Doğum: 25 Şubat 1907

Ölüm: 2 Nis 1948

Sabahattin Ali Yaşamı

Yazar, 25 Şubat 1907’de Edirne’de doğmuştur. Ailesi Trabzon kökenli bir ailedir ve babasının entelektüel kısım diye adlandırılan kısımdan arkadaşları vardır. İki kardeşlerdir. Annesi çok genç yaşta babasıyla evlendiği için ruhsal sıkıntılar çekmiştir ve bu sebeple intihara kalkışmıştır.

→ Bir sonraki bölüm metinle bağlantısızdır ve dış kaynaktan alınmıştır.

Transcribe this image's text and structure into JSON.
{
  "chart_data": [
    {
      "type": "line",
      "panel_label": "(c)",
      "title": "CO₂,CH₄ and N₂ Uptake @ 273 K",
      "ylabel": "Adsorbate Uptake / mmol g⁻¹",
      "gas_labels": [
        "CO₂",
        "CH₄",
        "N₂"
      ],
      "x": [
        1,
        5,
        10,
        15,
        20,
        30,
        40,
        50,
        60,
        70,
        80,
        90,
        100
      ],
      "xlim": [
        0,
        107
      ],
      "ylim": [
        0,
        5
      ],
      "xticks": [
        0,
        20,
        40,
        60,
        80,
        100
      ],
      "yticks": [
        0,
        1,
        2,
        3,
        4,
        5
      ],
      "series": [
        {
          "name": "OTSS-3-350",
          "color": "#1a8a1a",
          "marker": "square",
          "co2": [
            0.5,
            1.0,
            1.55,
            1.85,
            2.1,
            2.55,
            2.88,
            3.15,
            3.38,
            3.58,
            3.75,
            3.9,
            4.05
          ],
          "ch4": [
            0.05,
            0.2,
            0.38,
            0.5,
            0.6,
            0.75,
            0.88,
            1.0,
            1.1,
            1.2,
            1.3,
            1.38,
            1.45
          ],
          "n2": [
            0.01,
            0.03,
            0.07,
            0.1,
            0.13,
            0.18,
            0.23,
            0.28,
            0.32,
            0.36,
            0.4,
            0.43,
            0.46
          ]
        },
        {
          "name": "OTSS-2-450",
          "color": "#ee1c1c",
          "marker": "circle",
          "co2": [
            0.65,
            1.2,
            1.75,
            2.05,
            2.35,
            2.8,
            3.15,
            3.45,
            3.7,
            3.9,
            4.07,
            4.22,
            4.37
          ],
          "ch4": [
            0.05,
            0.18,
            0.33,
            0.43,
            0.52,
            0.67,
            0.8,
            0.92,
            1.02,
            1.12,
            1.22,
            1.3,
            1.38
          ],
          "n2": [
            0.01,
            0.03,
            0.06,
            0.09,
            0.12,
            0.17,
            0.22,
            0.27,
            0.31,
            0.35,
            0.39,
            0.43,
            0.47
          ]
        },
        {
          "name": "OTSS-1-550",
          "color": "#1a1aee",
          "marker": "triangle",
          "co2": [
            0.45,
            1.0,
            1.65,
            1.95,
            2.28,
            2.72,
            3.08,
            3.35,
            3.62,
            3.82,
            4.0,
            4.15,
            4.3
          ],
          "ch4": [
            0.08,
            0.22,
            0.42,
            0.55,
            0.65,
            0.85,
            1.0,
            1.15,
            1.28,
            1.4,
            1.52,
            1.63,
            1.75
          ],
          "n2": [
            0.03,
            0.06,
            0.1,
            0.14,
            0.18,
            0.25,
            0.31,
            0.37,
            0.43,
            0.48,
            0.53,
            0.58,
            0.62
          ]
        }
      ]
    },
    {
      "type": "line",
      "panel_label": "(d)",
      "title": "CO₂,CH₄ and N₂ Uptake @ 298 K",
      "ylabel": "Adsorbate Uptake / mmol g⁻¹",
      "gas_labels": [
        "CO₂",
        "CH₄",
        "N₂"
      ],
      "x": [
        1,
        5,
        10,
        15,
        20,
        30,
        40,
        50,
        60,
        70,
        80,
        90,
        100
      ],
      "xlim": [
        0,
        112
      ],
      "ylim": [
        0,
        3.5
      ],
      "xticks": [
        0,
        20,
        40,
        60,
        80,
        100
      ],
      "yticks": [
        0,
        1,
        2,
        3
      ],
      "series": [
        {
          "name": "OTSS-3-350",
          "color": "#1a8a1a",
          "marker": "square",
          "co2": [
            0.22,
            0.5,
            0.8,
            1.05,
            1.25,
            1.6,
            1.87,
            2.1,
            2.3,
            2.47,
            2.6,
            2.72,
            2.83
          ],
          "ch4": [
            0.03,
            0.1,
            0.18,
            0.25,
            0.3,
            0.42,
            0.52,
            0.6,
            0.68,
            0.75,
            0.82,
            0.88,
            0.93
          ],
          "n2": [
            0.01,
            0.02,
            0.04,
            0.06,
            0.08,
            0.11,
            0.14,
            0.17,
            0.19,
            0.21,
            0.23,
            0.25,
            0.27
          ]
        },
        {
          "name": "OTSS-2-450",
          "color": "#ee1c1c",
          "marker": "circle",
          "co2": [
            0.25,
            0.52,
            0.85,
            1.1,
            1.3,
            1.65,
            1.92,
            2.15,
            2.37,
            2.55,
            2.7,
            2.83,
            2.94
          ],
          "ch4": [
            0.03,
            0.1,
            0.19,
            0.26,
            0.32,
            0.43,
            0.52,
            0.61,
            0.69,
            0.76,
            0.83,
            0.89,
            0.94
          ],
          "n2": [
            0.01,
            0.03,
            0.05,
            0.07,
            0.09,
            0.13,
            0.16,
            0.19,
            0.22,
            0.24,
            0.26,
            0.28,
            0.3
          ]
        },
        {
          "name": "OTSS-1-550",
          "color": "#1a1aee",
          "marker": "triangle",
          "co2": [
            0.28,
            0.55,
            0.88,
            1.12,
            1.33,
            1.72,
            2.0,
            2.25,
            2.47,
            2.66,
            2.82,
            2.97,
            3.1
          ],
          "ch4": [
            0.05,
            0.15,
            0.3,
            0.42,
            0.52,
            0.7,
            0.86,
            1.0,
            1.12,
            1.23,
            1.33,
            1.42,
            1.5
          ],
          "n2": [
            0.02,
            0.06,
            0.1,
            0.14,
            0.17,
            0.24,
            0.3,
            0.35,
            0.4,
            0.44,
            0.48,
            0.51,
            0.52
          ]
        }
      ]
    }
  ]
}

Diğer oğlu Fikret’e daha yakın olduğu söyleniliyor. Sabahattin Ali o dönemlerde içe dönük bir çocukluk geçirdi ve arkadaşlarının ifadeleriyle grup etkinliklerine katılmaz bir kenarda resim çizer veya kitap okurdu

Daha sonra eğitimi için dayısının yanına İstanbul’a gönderildi ve sanata olan ilgisi burada artmaya başlamıştır. Tiyatro ve sinemaya merak duymaya başlayan Sabahattin Ali okuldan kaçıp bu merakını gidermeye başladı. Bunu öğrenen okul idaresi onu ailesinin yanına göndermekle tehdit edince Sabahattin Ali intihar girişiminde bulundu. Öğretmeni ve arkadaşları sayesinde kurtulsa da o bunun sahte olduğunu blöf yaptığını söylemiştir.

Öğretmenlik Hayatı

Öğretmenlik diplomasını aldıktan sonra dayısının yardımıyla Yozgat Merkez Cumhuriyet İlkokuluna atanmıştır. Fakat o sürekli yalnız olmaktan ve onu anlayacak kimsenin bulunmamasından şikayetçiydi. Bu sebeple Yozgat’tan ayrılmak istediğini dile getirdi ve yetkililer onu Avrupa’ya gitmesi için teşvik etti. Ardından Almanya’ya yerleşen Sabahattin Ali burada birçok Rus ve Alman yazar okumuş ve onlardan ilham almıştır. Fakat daha sonrasında eğitim amaçlı geldiği Almanya’dan ayrılmak isteyip vatanına dönmek istemiştir.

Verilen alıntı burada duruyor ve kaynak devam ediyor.